Perth and Kinross had Scotland’s highest turnout as school staff in 24 council areas voted to strike.
A total of 67.91% of Unison members in the area voted to take industrial action – more than anywhere else in the country.
Of these, 93.19% voted to strike.
Angus had the second highest turnout with 66.56%.
Just under 90% of these members voted for walkouts.
Workers from Angus and Dundee also voted to go on strike, which means school staff across the whole of Tayside and Fife are set to take industrial action.
Unison: Largest ever school vote in Scotland
It is the largest ever vote for strike action by school staff in Scotland and could mean mass closures across the country, Unison has threatened.
Unison is the largest union in local government representing 84,000 workers.

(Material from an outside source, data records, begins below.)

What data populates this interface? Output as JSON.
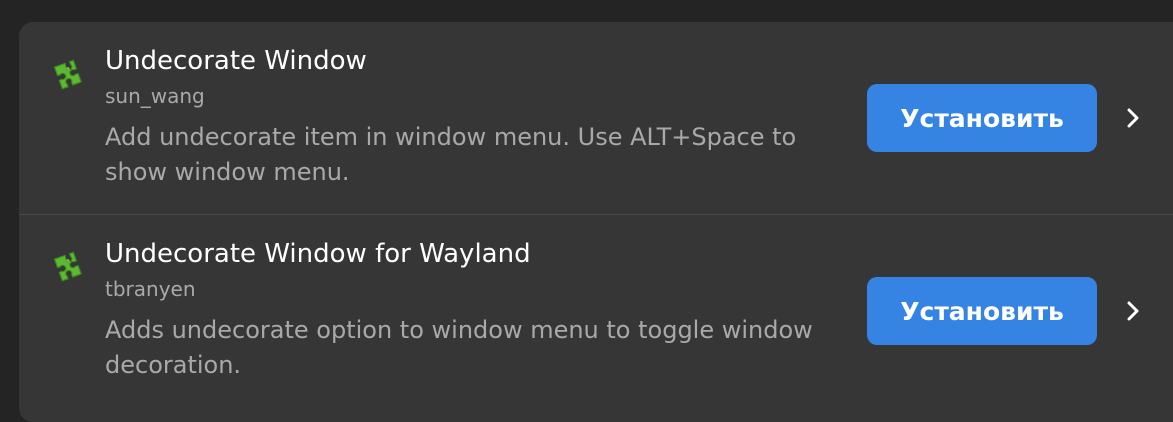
{
  "extensions": [
    {
      "icon": "puzzle-piece-icon",
      "title": "Undecorate Window",
      "author": "sun_wang",
      "description": "Add undecorate item in window menu. Use ALT+Space to show window menu.",
      "install_label": "Установить"
    },
    {
      "icon": "puzzle-piece-icon",
      "title": "Undecorate Window for Wayland",
      "author": "tbranyen",
      "description": "Adds undecorate option to window menu to toggle window decoration.",
      "install_label": "Установить"
    }
  ],
  "colors": {
    "window_bg": "#242424",
    "card_bg": "#363636",
    "accent": "#3584e4",
    "icon_green": "#5fb832"
  }
}
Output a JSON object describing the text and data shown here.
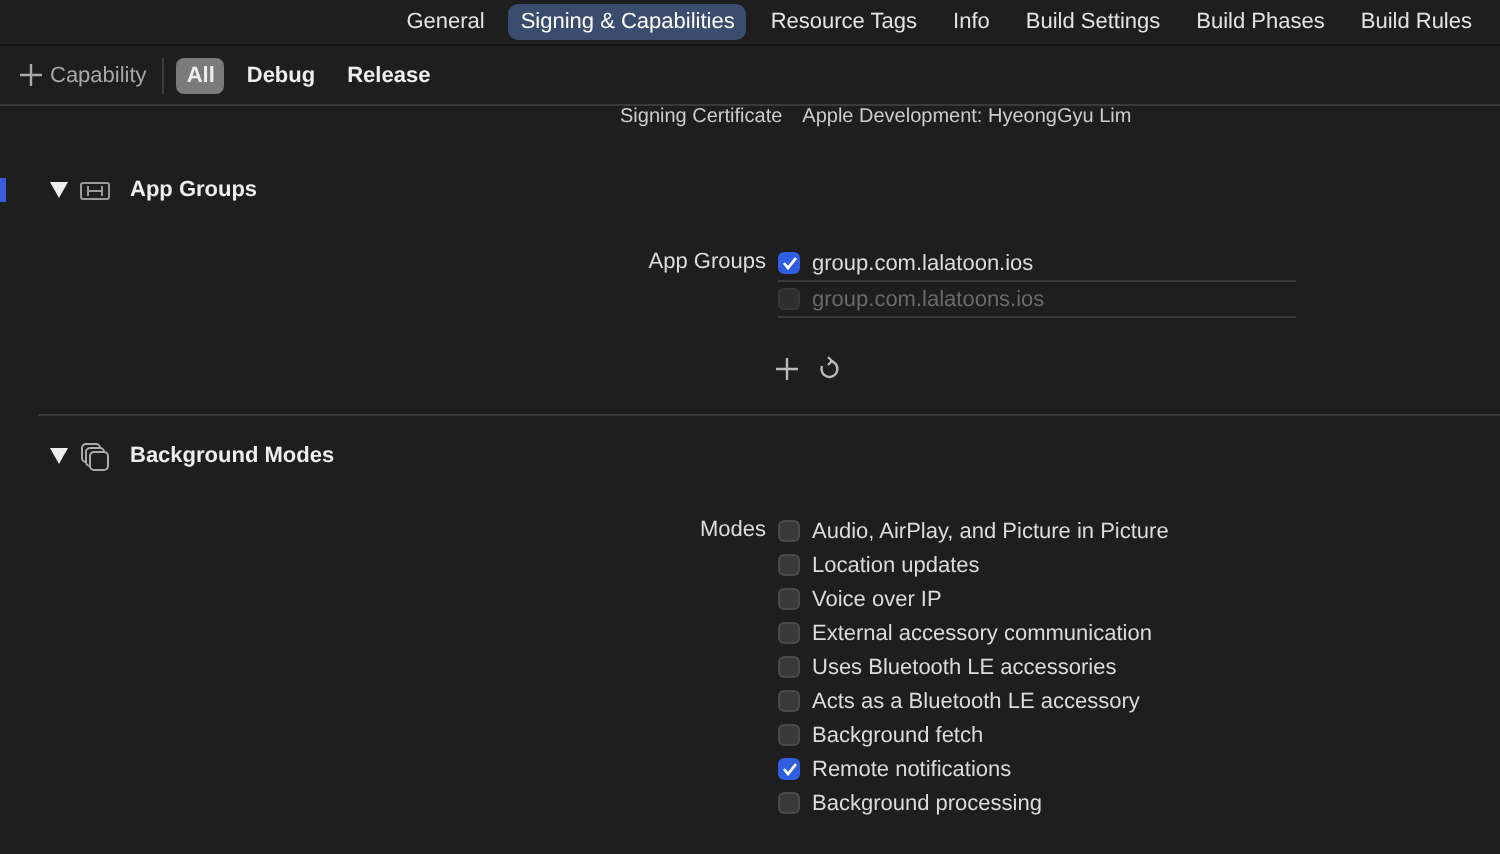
{
  "tabs": [
    {
      "label": "General",
      "selected": false
    },
    {
      "label": "Signing & Capabilities",
      "selected": true
    },
    {
      "label": "Resource Tags",
      "selected": false
    },
    {
      "label": "Info",
      "selected": false
    },
    {
      "label": "Build Settings",
      "selected": false
    },
    {
      "label": "Build Phases",
      "selected": false
    },
    {
      "label": "Build Rules",
      "selected": false
    }
  ],
  "toolbar": {
    "add_label": "Capability",
    "filters": [
      {
        "label": "All",
        "selected": true
      },
      {
        "label": "Debug",
        "selected": false
      },
      {
        "label": "Release",
        "selected": false
      }
    ]
  },
  "signing_row": {
    "label": "Signing Certificate",
    "value": "Apple Development: HyeongGyu Lim"
  },
  "sections": [
    {
      "kind": "groups",
      "title": "App Groups",
      "expanded": true,
      "field_label": "App Groups",
      "items": [
        {
          "label": "group.com.lalatoon.ios",
          "checked": true
        },
        {
          "label": "group.com.lalatoons.ios",
          "checked": false
        }
      ]
    },
    {
      "kind": "modes",
      "title": "Background Modes",
      "expanded": true,
      "field_label": "Modes",
      "items": [
        {
          "label": "Audio, AirPlay, and Picture in Picture",
          "checked": false
        },
        {
          "label": "Location updates",
          "checked": false
        },
        {
          "label": "Voice over IP",
          "checked": false
        },
        {
          "label": "External accessory communication",
          "checked": false
        },
        {
          "label": "Uses Bluetooth LE accessories",
          "checked": false
        },
        {
          "label": "Acts as a Bluetooth LE accessory",
          "checked": false
        },
        {
          "label": "Background fetch",
          "checked": false
        },
        {
          "label": "Remote notifications",
          "checked": true
        },
        {
          "label": "Background processing",
          "checked": false
        }
      ]
    }
  ]
}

It balloted school staff working for every council in Scotland over the 5% pay offer from employer body Cosla. Workers were due a pay rise in April.
They have also been offered an additional increase dependent on salary from January 2024 for all local government workers.
While there was a vote in favour of strike action in every council, trade union laws require a 50% turnout.
Perth and Kinross, Angus, Dundee and Fife were among the 24 councils meeting this threshold – and where strikes are threatened.
Strikes would take place in early autumn
Unison Scotland’s local government committee will meet next week to prepare for industrial action, which would likely take place in early autumn.
Unison Scottish secretary Lilian Macer said: “This is Unison’s strongest ever strike mandate in local government, which shows the level of anger felt by staff.
“The union will do everything possible to get back around the table with Cosla to resolve this dispute.
“School staff would prefer to be in school working with children, not on picket lines and closing dozens of schools.
“But the Scottish government and Cosla should be in no doubt about the determination of school staff and they’ll do what it takes to get an improved pay deal for all local government workers”
Unison Scotland local government committee chair Mark Ferguson said: “Cosla leaders are meeting today and if they fail to address the reasonable demands on the back of such a significant mandate, schools across Scotland will close and nobody wants that.
“Unison remains committed to dialogue and hopes a satisfactory resolution can be found before staff are forced to take industrial action.”
Early-years staff among those balloted
Membership groups balloted were school employees providing services to the running and operation of the school.
This included early-years staff working within a school or are co-located with a school.
The ballot did not include early-years workers in stand-alone nurseries or early-years centres.